A couple of other things I wondered about related to descriptions of “annotated” diagrams on the one hand, and descriptions of figures for figures that could be “written” (with the figures generated from the written description) on the other.

In the first case, consider the example of a annotation of a piece of python code, such as the following clumsy annotation of a Python function.


In this case, the figure is annotated (not very clearly!) in such a way to help a sighted reader parse the visual structure of a piece of code – there are semantics in the visual structure. So what’s the equivalent experience for an unsighted or visually impaired student using a screen reader? Such a student is likely to experience the code through a screen reader which will have its own idiosyncratic way of reading aloud the code statement. (There are also tools that can be used to annotate python functions to make them clearer, such as For an unsighted reader using a screen reader, an equivalent experience is presumably an audio annotated version of the audio description of the code that the student might reasonably expect their screen reader to create from that piece of code?

When it comes to diagrams that can be generated from a formally written description of them (such as some of the examples I’ve previously described here), where the figure itself can be automatically generated from the formal text description, could we also generate a long text description automatically? A couple of issues arise here relating to our expectations of the sighted reader for whom the figure was originally created (assuming that the materials are originally created with a sighted reader in mind), such as whether we expect them to be able to extract some sort of meaning or insight from the figure, for example.
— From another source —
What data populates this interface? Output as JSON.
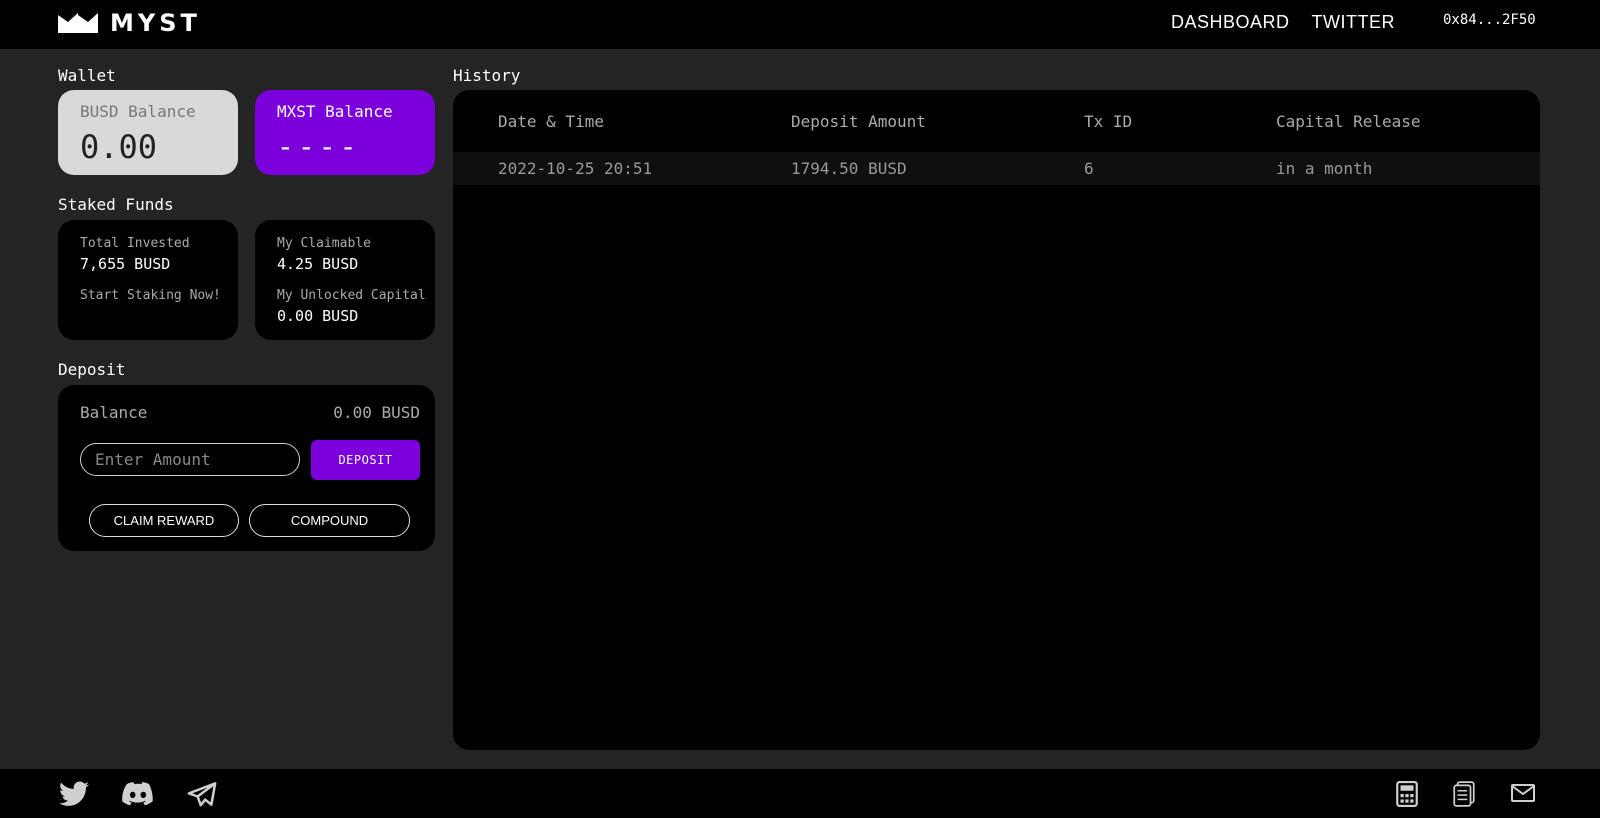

As an example, consider a figure that represents a statistical chart. The construction of such charts can be written using formulations such as Leland Wilkinson’s Grammer of Graphics, operationalised by Hadley Wickham in the ggplot2 R library, (or the Yhat python clone, ggplot). I started exploring how we could generate a literal reading of a chart constructed using ggplot (or via a comment, in matplotlib) in First Thoughts on Automatically Generating Accessible Text Descriptions of ggplot Charts in R; a more semantic reading would come from generating text about the analysis of the chart, or describing “insight” generated from it, as things like Automated Insights’ Wordsmith try to do (eg as a Tableau plugin).

Something else I picked up on in passing was that work is ongoing in making maths notation expressed in MathJax accessible via a browser using screen readers (this project maybe? MathJax a11y tool). By the by, it’s perhaps worth noting that MathJax is used to render LaTeX expressions from Jupyter markdown cells, as well as output cells of a Jupyter notebook. In addition, symbolic maths expressions described using sympy are rendered using MathJax. I haven’t tested maths expressions in the notebooks with the simple jupyter-a11y extension though (demo; I suspect it’s just the LaTeX that gets read aloud – I haven’t tested it…) It would be interesting to see hear how well maths expressions rendered in Jupyter notebooks are supported by screen reader tools.

Finally, I realise that I am writing from my own biased perspective and I don’t have a good model in my head for how our unsighted students access our materials – which is more fault me. Apologies if any offence caused – please feel free to correct any misunderstandings or bad assumptions on my part via the comments.

PS one thing I looked for last night but could find were any pages containing example HTML pages along with audio recordings of how a user using a screen reader might hear the page read out. I know I should really install some screen reader tools and try them out for myself, but it would take me time to learn them. Seeing examples of variously complex pages – including ones containing maths expressions, figure descriptions, and so on, and how they sound when rendered using a screen a reader as used by an expert user, would be a useful resource I think?

PPS Of course, when it comes to figure captions for illustrative imagery, we could always give the bots a go; for example, I notice this just appeared on the Google Research blog: Show and Tell: image captioning open sourced in TensorFlow.